When – The “when” of a data quality issue is a critical question because it helps determine the depth of the issue itself, meaning how long the issue has been going on. That timeline and the nature of the data quality issue (the “what”) then drive the pace and/or urgency of the remediation efforts needed. For example, if there was a relatively recent (i.e. one week) issue where embedded screenshots were not ported from the client’s email into the eDiscovery platform that can be more easily addressed than if the issue had gone on for years, already having been produced to various stakeholders.
Why – The purely diagnostic query, a good DQIM management system will try to establish the root cause of the failure. Many times this is attributed to an issue with the data conversion, or the data architecture itself. Data shift is much easier to identify because nothing in the host system will be where it is supposed to be, whereas a data completeness issue could be more closely linked to the ETL process.
Who – Second only to the “how,” the DQIM must outline the issue owner, more specifically by role than by name. There is far too much turnover in most companies to say that an individual person holds the responsibility for remediation, so ultimately the role holder/team lead should be identified as the issue owner.

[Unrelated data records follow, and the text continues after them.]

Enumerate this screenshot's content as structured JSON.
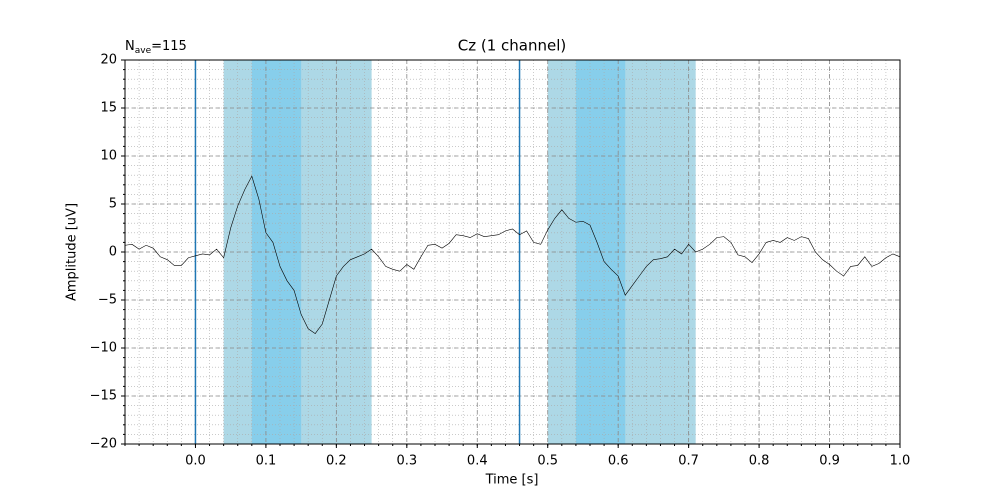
{
  "chart_data": {
    "type": "line",
    "title": "Cz (1 channel)",
    "annotation_parts": [
      "N",
      "ave",
      "=115"
    ],
    "x_label": "Time [s]",
    "y_label": "Amplitude [uV]",
    "xlim": [
      -0.1,
      1.0
    ],
    "ylim": [
      -20,
      20
    ],
    "xticks": [
      {
        "value": 0,
        "label": "0.0"
      },
      0.1,
      0.2,
      0.3,
      0.4,
      0.5,
      0.6,
      0.7,
      0.8,
      0.9,
      {
        "value": 1,
        "label": "1.0"
      }
    ],
    "yticks": [
      {
        "value": -20,
        "label": "−20"
      },
      {
        "value": -15,
        "label": "−15"
      },
      {
        "value": -10,
        "label": "−10"
      },
      {
        "value": -5,
        "label": "−5"
      },
      0,
      5,
      10,
      15,
      20
    ],
    "grid": true,
    "minor_grid": true,
    "spans": [
      {
        "start": 0.04,
        "end": 0.25,
        "color": "#add8e6"
      },
      {
        "start": 0.08,
        "end": 0.15,
        "color": "#87ceeb"
      },
      {
        "start": 0.5,
        "end": 0.71,
        "color": "#add8e6"
      },
      {
        "start": 0.54,
        "end": 0.61,
        "color": "#87ceeb"
      }
    ],
    "vlines": [
      {
        "x": 0,
        "color": "#1f77b4"
      },
      {
        "x": 0.46,
        "color": "#1f77b4"
      }
    ],
    "x": [
      -0.1,
      -0.09,
      -0.08,
      -0.07,
      -0.06,
      -0.05,
      -0.04,
      -0.03,
      -0.02,
      -0.01,
      0,
      0.01,
      0.02,
      0.03,
      0.04,
      0.05,
      0.06,
      0.07,
      0.08,
      0.09,
      0.1,
      0.11,
      0.12,
      0.13,
      0.14,
      0.15,
      0.16,
      0.17,
      0.18,
      0.19,
      0.2,
      0.21,
      0.22,
      0.23,
      0.24,
      0.25,
      0.26,
      0.27,
      0.28,
      0.29,
      0.3,
      0.31,
      0.32,
      0.33,
      0.34,
      0.35,
      0.36,
      0.37,
      0.38,
      0.39,
      0.4,
      0.41,
      0.42,
      0.43,
      0.44,
      0.45,
      0.46,
      0.47,
      0.48,
      0.49,
      0.5,
      0.51,
      0.52,
      0.53,
      0.54,
      0.55,
      0.56,
      0.57,
      0.58,
      0.59,
      0.6,
      0.61,
      0.62,
      0.63,
      0.64,
      0.65,
      0.66,
      0.67,
      0.68,
      0.69,
      0.7,
      0.71,
      0.72,
      0.73,
      0.74,
      0.75,
      0.76,
      0.77,
      0.78,
      0.79,
      0.8,
      0.81,
      0.82,
      0.83,
      0.84,
      0.85,
      0.86,
      0.87,
      0.88,
      0.89,
      0.9,
      0.91,
      0.92,
      0.93,
      0.94,
      0.95,
      0.96,
      0.97,
      0.98,
      0.99,
      1.0
    ],
    "series": [
      {
        "color": "#000000",
        "values": [
          0.7,
          0.8,
          0.3,
          0.7,
          0.4,
          -0.5,
          -0.8,
          -1.4,
          -1.4,
          -0.6,
          -0.4,
          -0.2,
          -0.3,
          0.3,
          -0.6,
          2.5,
          4.8,
          6.5,
          7.9,
          5.5,
          2.0,
          1.0,
          -1.5,
          -3.0,
          -4.0,
          -6.5,
          -8.0,
          -8.5,
          -7.5,
          -5.0,
          -2.5,
          -1.5,
          -0.8,
          -0.5,
          -0.2,
          0.3,
          -0.5,
          -1.5,
          -1.8,
          -2.0,
          -1.3,
          -1.8,
          -0.5,
          0.7,
          0.8,
          0.4,
          0.9,
          1.8,
          1.7,
          1.5,
          1.9,
          1.6,
          1.7,
          1.8,
          2.2,
          2.4,
          1.8,
          2.2,
          1.0,
          0.8,
          2.3,
          3.5,
          4.4,
          3.5,
          3.1,
          3.2,
          2.8,
          1.0,
          -1.0,
          -1.8,
          -2.5,
          -4.5,
          -3.5,
          -2.5,
          -1.5,
          -0.8,
          -0.7,
          -0.5,
          0.3,
          -0.2,
          0.8,
          0.0,
          0.3,
          0.8,
          1.5,
          1.6,
          1.0,
          -0.3,
          -0.5,
          -1.1,
          -0.2,
          1.0,
          1.2,
          1.0,
          1.5,
          1.2,
          1.6,
          1.4,
          0.0,
          -0.8,
          -1.3,
          -2.0,
          -2.5,
          -1.5,
          -1.4,
          -0.5,
          -1.5,
          -1.2,
          -0.6,
          -0.2,
          -0.5
        ]
      }
    ]
  }
}
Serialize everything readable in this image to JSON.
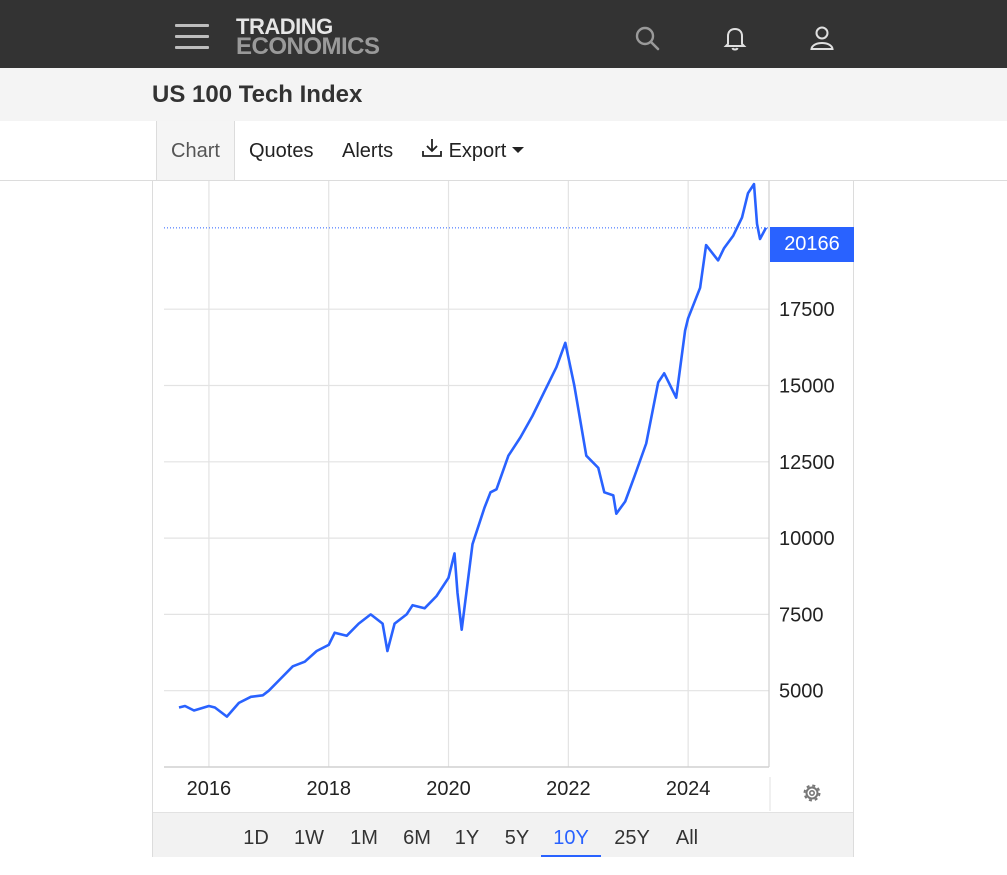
{
  "header": {
    "logo_line1": "TRADING",
    "logo_line2": "ECONOMICS"
  },
  "page": {
    "title": "US 100 Tech Index"
  },
  "tabs": [
    {
      "label": "Chart",
      "active": true
    },
    {
      "label": "Quotes"
    },
    {
      "label": "Alerts"
    },
    {
      "label": "Export"
    }
  ],
  "ranges": [
    "1D",
    "1W",
    "1M",
    "6M",
    "1Y",
    "5Y",
    "10Y",
    "25Y",
    "All"
  ],
  "active_range": "10Y",
  "colors": {
    "topbar": "#333333",
    "line": "#2962ff",
    "badge": "#2962ff"
  },
  "chart_data": {
    "type": "line",
    "current_value": "20166",
    "x": [
      2015.5,
      2015.6,
      2015.75,
      2016.0,
      2016.1,
      2016.3,
      2016.5,
      2016.7,
      2016.9,
      2017.0,
      2017.2,
      2017.4,
      2017.6,
      2017.8,
      2018.0,
      2018.1,
      2018.3,
      2018.5,
      2018.7,
      2018.9,
      2018.98,
      2019.1,
      2019.3,
      2019.4,
      2019.6,
      2019.8,
      2020.0,
      2020.1,
      2020.15,
      2020.22,
      2020.4,
      2020.6,
      2020.7,
      2020.8,
      2021.0,
      2021.2,
      2021.4,
      2021.6,
      2021.8,
      2021.95,
      2022.1,
      2022.3,
      2022.5,
      2022.6,
      2022.75,
      2022.8,
      2022.95,
      2023.1,
      2023.3,
      2023.5,
      2023.6,
      2023.8,
      2023.95,
      2024.0,
      2024.2,
      2024.3,
      2024.5,
      2024.6,
      2024.75,
      2024.9,
      2025.0,
      2025.1,
      2025.15,
      2025.2,
      2025.3
    ],
    "y": [
      4450,
      4500,
      4350,
      4500,
      4450,
      4150,
      4600,
      4800,
      4850,
      5000,
      5400,
      5800,
      5950,
      6300,
      6500,
      6900,
      6800,
      7200,
      7500,
      7200,
      6300,
      7200,
      7500,
      7800,
      7700,
      8100,
      8700,
      9500,
      8200,
      7000,
      9800,
      11000,
      11500,
      11600,
      12700,
      13300,
      14000,
      14800,
      15600,
      16400,
      15000,
      12700,
      12300,
      11500,
      11400,
      10800,
      11200,
      12000,
      13100,
      15100,
      15400,
      14600,
      16800,
      17200,
      18200,
      19600,
      19100,
      19500,
      19900,
      20500,
      21300,
      21600,
      20300,
      19800,
      20166
    ],
    "ylim": [
      2500,
      21700
    ],
    "xlim": [
      2015.25,
      2025.35
    ],
    "y_ticks": [
      "5000",
      "7500",
      "10000",
      "12500",
      "15000",
      "17500"
    ],
    "x_ticks": [
      "2016",
      "2018",
      "2020",
      "2022",
      "2024"
    ],
    "grid": true
  }
}
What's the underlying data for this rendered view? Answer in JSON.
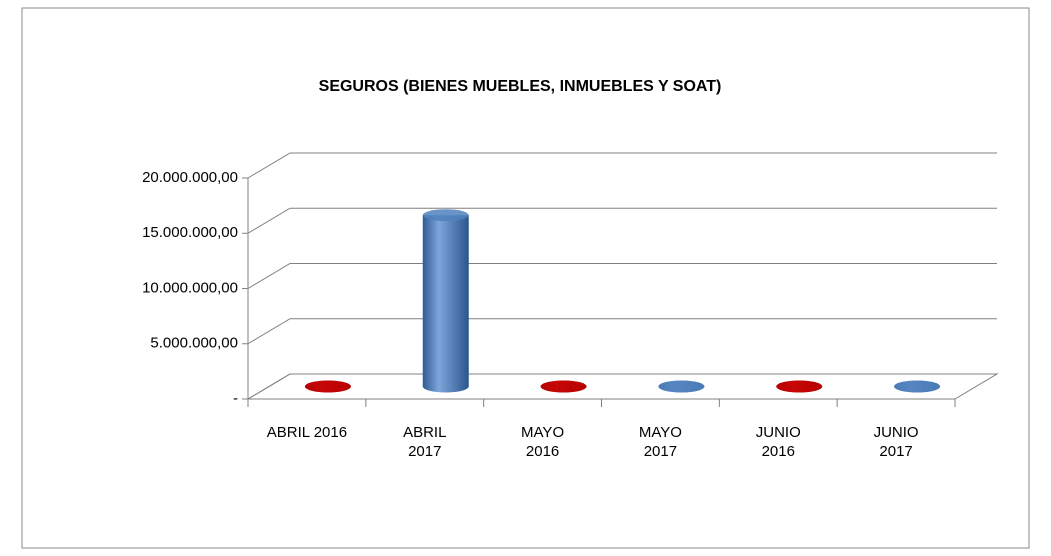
{
  "chart_data": {
    "type": "bar3d",
    "title": "SEGUROS  (BIENES  MUEBLES, INMUEBLES Y SOAT)",
    "categories": [
      "ABRIL 2016",
      "ABRIL\n2017",
      "MAYO\n2016",
      "MAYO\n2017",
      "JUNIO\n2016",
      "JUNIO\n2017"
    ],
    "values": [
      0,
      15500000,
      0,
      0,
      0,
      0
    ],
    "colors": [
      "#c00000",
      "#4f81bd",
      "#c00000",
      "#4f81bd",
      "#c00000",
      "#4f81bd"
    ],
    "ylim": [
      0,
      20000000
    ],
    "yticks": [
      {
        "value": 0,
        "label": "-"
      },
      {
        "value": 5000000,
        "label": "5.000.000,00"
      },
      {
        "value": 10000000,
        "label": "10.000.000,00"
      },
      {
        "value": 15000000,
        "label": "15.000.000,00"
      },
      {
        "value": 20000000,
        "label": "20.000.000,00"
      }
    ],
    "grid": true
  }
}
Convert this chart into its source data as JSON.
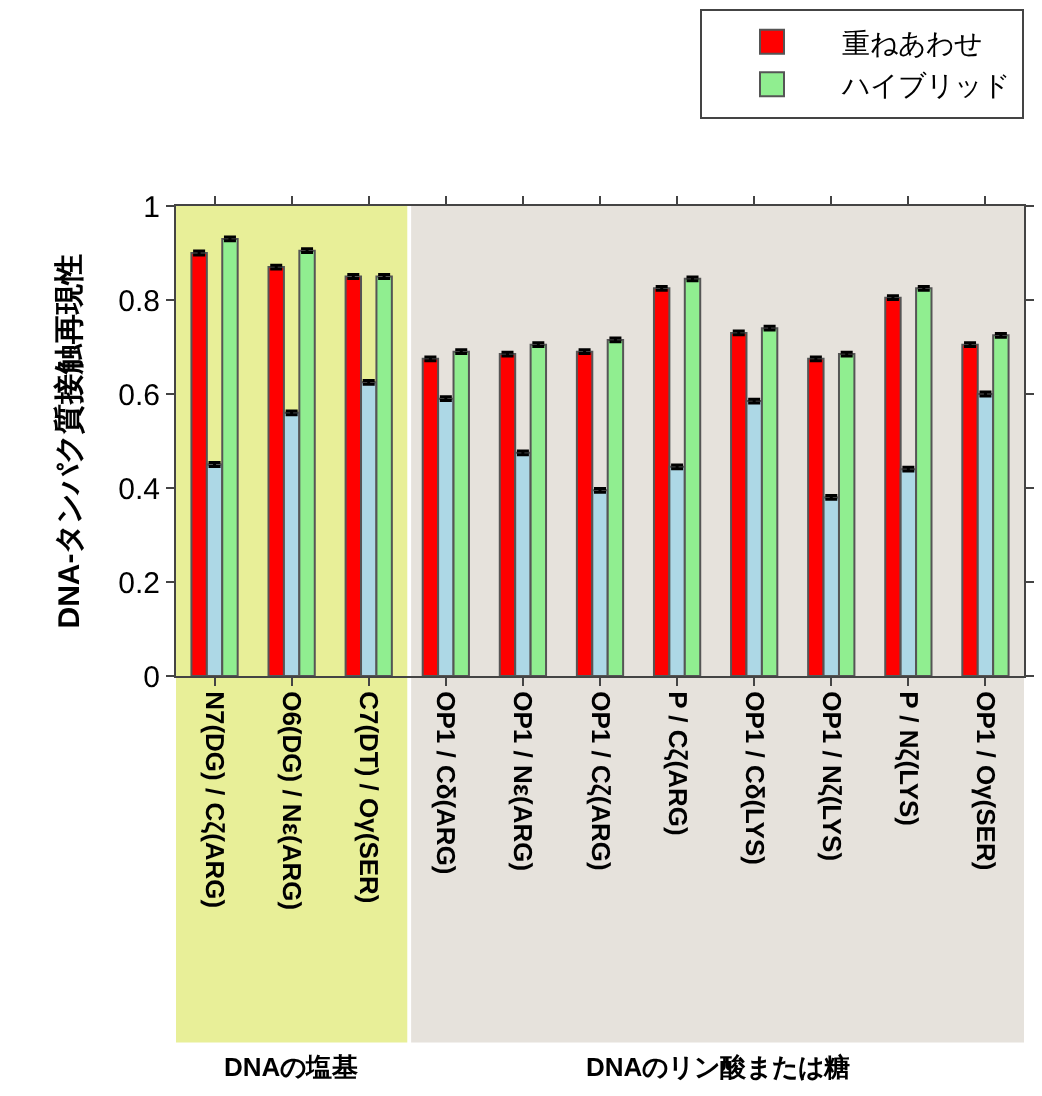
{
  "chart_data": {
    "type": "bar",
    "ylabel": "DNA-タンパク質接触再現性",
    "categories": [
      "N7(DG) / Cζ(ARG)",
      "O6(DG) / Nε(ARG)",
      "C7(DT) / Oγ(SER)",
      "OP1 / Cδ(ARG)",
      "OP1 / Nε(ARG)",
      "OP1 / Cζ(ARG)",
      "P / Cζ(ARG)",
      "OP1 / Cδ(LYS)",
      "OP1 / Nζ(LYS)",
      "P / Nζ(LYS)",
      "OP1 / Oγ(SER)"
    ],
    "series": [
      {
        "name": "重ねあわせ",
        "color": "#ff0000",
        "values": [
          0.9,
          0.87,
          0.85,
          0.675,
          0.685,
          0.69,
          0.825,
          0.73,
          0.675,
          0.805,
          0.705
        ],
        "errors": [
          0.004,
          0.004,
          0.004,
          0.004,
          0.004,
          0.004,
          0.004,
          0.004,
          0.004,
          0.004,
          0.004
        ]
      },
      {
        "color": "#add8e6",
        "values": [
          0.45,
          0.56,
          0.625,
          0.59,
          0.475,
          0.395,
          0.445,
          0.585,
          0.38,
          0.44,
          0.6
        ],
        "errors": [
          0.004,
          0.004,
          0.004,
          0.004,
          0.004,
          0.004,
          0.004,
          0.004,
          0.004,
          0.004,
          0.004
        ]
      },
      {
        "name": "ハイブリッド",
        "color": "#90ee90",
        "values": [
          0.93,
          0.905,
          0.85,
          0.69,
          0.705,
          0.715,
          0.845,
          0.74,
          0.685,
          0.825,
          0.725
        ],
        "errors": [
          0.004,
          0.004,
          0.004,
          0.004,
          0.004,
          0.004,
          0.004,
          0.004,
          0.004,
          0.004,
          0.004
        ]
      }
    ],
    "ylim": [
      0,
      1
    ],
    "yticks": [
      0,
      0.2,
      0.4,
      0.6,
      0.8,
      1
    ],
    "bands": [
      {
        "axis": "x",
        "from": "N7(DG) / Cζ(ARG)",
        "to": "C7(DT) / Oγ(SER)",
        "label": "DNAの塩基",
        "color": "#e8ef98"
      },
      {
        "axis": "x",
        "from": "OP1 / Cδ(ARG)",
        "to": "OP1 / Oγ(SER)",
        "label": "DNAのリン酸または糖",
        "color": "#e6e2dc"
      }
    ],
    "grid": false,
    "legend": "top right"
  }
}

That issue owner (again, by role) is the party responsible for shepherding, even if indirectly through the remediation process.
How – Lastly, and possibly most significantly, the remediation itself needs to address all of the other questions that preceded it. The “how” should describe in a measurable, iterative process, the steps that will be taken and the completion milestones at each stage of the process.
Quality Control for the Quality Controllers
Ultimately the features and utility of the platform will drive the success of the DQIM. If, for example, the platform allows for comprehensive data categorization as the information is moved from host to review platform, that will make data quality issue spotting much easier. Initial data tagging should, in an optimal setting, expand out the nature of data before, during, and after the ETL process to streamline the identification of those underlying issues. This should enable a more comprehensive DQIM dashboard as it's built and expanded.